While these well-intentioned projects have built millions of homes, they’ve failed to keep up with demand, says Marie Huchzermeyer, a professor at the Centre for Urbanism & Built Environment Studies at the University of the Witwatersrand in Johannesburg. Government-funded housing projects “will never on it’s own be enough,” she says. “It has to be accompanied by land release.”

Government policies call for the “upgrading” of informal settlements and the formalization of residents’ occupation. But “there are still very, very, very few projects” of that nature in South Africa, Huchzermeyer says. “Even if it’s an informal settlement that’s been around for 20 years, there still seems to be a political wish to punish people for having done that.” The government wants people to go through the formal process of being given a house, she says – and for them to be thankful to the government for providing it.

At the municipal level, change will require “real leadership around informal settlement upgrading and around ensuring that land is available for people to occupy,” she says. 

Despite the end of enforced racial segregation, spacial apartheid remains a factor in South Africa.

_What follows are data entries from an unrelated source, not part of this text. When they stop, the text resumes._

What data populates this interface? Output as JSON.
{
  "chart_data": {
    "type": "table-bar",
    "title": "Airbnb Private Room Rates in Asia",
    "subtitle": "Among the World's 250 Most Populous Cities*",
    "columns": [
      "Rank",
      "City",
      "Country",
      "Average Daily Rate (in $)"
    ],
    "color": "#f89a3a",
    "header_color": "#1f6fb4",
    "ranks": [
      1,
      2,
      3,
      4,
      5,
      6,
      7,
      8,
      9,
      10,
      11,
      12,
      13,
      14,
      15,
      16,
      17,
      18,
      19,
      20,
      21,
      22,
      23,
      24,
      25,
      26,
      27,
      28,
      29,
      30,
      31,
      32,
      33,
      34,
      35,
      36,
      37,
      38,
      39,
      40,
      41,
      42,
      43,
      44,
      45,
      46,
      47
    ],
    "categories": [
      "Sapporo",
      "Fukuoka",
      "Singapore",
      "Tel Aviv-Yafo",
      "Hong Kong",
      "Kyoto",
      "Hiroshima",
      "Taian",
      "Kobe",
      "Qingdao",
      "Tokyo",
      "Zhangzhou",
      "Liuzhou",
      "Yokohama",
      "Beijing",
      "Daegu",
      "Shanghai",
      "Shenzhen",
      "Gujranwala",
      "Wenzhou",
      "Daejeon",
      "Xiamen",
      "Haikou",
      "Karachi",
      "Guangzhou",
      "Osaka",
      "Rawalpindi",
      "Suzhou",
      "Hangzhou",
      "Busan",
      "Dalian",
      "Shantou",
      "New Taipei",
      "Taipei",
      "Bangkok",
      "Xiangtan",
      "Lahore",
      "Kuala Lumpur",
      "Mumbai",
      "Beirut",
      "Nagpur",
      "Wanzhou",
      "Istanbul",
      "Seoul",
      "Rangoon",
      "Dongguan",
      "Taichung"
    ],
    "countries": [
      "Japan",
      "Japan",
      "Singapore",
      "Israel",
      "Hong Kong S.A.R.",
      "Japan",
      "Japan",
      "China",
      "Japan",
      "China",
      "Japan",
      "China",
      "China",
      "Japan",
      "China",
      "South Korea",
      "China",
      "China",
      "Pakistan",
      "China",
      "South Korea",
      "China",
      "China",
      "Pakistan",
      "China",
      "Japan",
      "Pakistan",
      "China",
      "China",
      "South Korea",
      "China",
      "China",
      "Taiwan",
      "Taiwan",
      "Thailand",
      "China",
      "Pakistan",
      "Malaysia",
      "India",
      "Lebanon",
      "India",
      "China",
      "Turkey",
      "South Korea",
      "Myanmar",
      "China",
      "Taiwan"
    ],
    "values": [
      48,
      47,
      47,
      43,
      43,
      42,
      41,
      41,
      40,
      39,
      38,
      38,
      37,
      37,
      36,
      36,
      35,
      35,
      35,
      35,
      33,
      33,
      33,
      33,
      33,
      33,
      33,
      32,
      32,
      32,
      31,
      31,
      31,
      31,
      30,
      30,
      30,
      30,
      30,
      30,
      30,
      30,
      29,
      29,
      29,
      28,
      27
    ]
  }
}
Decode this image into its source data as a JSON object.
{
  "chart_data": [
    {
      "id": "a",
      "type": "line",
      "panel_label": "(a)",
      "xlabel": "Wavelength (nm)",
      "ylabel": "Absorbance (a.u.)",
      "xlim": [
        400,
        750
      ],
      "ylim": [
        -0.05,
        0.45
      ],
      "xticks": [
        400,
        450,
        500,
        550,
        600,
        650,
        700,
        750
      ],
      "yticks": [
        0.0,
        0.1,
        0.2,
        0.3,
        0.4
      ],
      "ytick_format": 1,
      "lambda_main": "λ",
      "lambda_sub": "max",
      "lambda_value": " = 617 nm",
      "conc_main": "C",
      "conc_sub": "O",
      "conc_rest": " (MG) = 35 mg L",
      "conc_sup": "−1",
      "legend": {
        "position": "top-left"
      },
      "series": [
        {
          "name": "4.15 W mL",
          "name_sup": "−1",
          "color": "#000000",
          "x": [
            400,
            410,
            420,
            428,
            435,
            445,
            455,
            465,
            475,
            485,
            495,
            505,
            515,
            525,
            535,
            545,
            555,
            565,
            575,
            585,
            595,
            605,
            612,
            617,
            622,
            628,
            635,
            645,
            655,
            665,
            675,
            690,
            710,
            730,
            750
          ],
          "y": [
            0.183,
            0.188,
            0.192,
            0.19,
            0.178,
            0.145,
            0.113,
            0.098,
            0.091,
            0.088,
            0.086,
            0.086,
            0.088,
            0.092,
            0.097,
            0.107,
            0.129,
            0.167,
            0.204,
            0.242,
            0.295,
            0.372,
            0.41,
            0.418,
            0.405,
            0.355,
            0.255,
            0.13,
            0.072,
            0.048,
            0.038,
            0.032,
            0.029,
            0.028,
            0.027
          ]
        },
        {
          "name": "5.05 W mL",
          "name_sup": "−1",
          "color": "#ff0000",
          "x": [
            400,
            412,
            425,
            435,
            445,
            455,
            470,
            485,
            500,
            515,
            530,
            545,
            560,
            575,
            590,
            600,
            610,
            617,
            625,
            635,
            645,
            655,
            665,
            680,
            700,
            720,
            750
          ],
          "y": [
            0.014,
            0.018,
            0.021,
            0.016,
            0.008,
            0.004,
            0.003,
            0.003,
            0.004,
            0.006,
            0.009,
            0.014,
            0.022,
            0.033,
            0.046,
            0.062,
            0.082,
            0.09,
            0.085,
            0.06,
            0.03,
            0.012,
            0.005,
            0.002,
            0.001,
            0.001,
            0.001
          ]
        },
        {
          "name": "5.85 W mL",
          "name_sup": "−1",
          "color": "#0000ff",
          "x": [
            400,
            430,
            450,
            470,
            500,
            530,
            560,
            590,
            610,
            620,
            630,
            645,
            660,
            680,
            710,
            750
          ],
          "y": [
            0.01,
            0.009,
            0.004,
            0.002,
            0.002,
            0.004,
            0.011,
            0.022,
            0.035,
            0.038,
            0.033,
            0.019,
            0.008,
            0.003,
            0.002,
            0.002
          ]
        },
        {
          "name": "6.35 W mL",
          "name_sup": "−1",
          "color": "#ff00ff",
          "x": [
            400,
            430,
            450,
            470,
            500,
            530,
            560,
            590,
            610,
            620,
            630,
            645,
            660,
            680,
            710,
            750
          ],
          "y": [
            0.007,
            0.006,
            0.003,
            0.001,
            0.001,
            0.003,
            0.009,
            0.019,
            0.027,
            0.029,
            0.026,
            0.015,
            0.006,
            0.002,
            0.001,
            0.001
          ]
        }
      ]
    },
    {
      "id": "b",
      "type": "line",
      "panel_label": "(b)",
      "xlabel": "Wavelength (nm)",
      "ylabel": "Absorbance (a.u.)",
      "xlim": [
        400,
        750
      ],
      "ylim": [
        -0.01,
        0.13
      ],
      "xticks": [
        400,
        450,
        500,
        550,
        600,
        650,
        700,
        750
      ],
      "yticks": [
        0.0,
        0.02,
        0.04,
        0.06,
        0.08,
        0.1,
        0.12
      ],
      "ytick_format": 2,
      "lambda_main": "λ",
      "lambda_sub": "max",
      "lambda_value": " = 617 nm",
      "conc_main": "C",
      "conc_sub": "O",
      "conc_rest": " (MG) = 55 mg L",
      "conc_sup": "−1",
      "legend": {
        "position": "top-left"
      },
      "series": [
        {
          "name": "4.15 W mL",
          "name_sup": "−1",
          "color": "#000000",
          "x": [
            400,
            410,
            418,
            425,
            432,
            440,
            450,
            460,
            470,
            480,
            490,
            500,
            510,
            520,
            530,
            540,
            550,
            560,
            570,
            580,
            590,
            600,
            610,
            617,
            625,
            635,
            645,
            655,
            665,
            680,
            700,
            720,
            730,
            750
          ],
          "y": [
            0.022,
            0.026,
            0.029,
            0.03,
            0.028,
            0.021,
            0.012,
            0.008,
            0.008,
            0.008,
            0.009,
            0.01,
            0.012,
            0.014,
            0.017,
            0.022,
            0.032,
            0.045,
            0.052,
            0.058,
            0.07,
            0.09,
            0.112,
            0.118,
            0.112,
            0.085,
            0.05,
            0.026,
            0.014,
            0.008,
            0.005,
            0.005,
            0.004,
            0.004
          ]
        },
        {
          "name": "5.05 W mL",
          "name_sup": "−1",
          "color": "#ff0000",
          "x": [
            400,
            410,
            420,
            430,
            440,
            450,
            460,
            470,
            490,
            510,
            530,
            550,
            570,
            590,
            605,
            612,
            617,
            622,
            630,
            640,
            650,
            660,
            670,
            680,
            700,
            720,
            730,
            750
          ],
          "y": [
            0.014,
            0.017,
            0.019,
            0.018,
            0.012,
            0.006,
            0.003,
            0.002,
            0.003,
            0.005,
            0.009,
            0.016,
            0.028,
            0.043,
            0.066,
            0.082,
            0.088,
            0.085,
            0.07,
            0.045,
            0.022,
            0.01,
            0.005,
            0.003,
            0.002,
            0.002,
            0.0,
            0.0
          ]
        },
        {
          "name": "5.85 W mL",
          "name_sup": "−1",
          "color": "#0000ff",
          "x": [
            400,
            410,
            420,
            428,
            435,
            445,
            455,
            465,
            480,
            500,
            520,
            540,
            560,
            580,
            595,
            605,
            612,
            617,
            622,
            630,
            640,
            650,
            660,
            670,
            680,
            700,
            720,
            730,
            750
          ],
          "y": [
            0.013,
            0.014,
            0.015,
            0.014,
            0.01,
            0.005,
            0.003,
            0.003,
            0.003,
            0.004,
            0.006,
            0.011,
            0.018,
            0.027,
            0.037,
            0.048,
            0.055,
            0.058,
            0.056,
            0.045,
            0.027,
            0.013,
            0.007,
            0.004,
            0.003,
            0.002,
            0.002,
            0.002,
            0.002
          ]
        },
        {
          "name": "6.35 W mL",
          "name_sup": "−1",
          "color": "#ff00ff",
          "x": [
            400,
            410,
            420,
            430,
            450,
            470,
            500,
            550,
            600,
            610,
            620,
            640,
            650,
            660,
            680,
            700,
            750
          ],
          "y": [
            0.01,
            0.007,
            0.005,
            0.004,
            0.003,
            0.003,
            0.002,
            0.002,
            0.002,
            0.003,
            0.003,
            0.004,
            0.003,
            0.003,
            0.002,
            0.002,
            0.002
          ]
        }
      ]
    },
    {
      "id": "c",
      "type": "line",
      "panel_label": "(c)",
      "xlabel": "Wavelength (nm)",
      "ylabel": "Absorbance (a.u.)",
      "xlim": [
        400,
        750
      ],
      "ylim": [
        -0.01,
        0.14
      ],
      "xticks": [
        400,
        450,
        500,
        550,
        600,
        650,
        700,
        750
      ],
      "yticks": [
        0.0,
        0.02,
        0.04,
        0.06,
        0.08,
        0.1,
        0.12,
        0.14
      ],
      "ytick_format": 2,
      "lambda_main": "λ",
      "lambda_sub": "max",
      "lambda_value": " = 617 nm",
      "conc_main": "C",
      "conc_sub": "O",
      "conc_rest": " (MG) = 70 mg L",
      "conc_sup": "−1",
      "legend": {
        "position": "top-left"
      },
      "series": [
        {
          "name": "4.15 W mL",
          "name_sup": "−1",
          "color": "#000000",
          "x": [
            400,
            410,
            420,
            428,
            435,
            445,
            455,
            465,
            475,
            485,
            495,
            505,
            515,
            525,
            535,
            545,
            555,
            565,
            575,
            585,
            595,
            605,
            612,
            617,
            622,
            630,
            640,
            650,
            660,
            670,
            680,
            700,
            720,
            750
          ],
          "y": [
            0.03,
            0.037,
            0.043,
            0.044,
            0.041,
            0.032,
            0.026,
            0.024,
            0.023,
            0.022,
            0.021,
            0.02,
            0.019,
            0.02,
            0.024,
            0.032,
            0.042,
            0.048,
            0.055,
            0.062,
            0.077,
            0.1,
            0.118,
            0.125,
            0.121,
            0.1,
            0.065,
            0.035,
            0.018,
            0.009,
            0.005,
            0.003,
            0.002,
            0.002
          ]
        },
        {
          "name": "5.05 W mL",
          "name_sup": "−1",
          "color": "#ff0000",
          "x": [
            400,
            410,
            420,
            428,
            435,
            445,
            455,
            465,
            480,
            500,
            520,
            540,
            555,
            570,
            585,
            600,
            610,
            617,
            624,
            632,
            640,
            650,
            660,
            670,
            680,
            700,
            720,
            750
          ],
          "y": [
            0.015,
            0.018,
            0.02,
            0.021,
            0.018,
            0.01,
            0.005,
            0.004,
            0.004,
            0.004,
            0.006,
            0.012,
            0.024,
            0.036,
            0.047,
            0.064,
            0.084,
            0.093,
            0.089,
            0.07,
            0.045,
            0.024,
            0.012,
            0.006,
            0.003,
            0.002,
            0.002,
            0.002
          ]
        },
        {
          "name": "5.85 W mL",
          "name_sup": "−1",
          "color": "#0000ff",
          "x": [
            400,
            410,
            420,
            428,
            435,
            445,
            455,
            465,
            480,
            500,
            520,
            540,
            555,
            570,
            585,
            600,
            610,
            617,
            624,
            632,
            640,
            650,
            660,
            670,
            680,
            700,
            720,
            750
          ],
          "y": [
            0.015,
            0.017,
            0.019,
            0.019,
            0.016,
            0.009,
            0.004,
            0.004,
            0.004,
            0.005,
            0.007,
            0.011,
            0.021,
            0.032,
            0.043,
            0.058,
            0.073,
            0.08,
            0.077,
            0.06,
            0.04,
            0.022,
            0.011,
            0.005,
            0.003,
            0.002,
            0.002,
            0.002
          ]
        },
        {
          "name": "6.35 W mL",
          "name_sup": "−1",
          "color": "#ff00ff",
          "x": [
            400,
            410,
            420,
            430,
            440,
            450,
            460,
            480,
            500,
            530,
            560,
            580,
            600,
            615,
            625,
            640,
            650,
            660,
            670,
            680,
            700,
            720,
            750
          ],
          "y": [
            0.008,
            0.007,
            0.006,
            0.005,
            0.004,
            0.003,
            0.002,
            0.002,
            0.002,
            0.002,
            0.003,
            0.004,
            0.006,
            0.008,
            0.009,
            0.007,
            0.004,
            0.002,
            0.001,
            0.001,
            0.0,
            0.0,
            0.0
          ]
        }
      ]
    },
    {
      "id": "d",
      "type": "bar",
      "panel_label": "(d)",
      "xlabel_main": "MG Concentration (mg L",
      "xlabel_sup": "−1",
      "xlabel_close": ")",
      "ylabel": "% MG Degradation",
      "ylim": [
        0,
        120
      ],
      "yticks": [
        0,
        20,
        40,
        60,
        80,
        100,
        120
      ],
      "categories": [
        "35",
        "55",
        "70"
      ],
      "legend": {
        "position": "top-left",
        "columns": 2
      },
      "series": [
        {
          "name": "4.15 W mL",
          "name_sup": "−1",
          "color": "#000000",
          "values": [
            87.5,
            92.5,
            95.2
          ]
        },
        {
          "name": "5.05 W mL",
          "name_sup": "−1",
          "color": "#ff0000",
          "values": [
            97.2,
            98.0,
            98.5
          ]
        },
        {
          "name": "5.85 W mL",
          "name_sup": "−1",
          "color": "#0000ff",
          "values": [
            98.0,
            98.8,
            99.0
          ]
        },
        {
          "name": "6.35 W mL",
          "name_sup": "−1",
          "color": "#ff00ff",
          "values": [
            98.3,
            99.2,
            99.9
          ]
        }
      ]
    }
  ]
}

There are few mixed-income neighbourhoods. Those who can afford to often live behind walls in sprawling low-density suburbs, while the poor live in overcrowded slums and apartment buildings.

The creation of the apartheid city “didn't happen by chance,” says Amira Osman, a professor of architecture at the Tshwane University of Technology. “It was a deliberate, structured approach to the design of the city. We need a deliberate, structured approach that will undo that.”

Since last fall, Johannesburg’s Inclusionary Housing Policy has required developments of 20 or more units to set aside 30% of those units for low-income housing.

The policy, which faced significant opposition from private developers, won’t lead to dramatic change, says Sarah Charlton, a professor at the Centre for Urbanism and Built Environment Studies, but it is “an important and significant step.”

Zikode isn’t optimistic that change will come for shack dwellers, however.

“People in the high positions of authority pretend that everything is normal,” he says. “They pretend that everyone is treated justly, they pretend that everyone has homes with running water, that everyone has a piece of land – and hide the truth and the lies of our democracy.”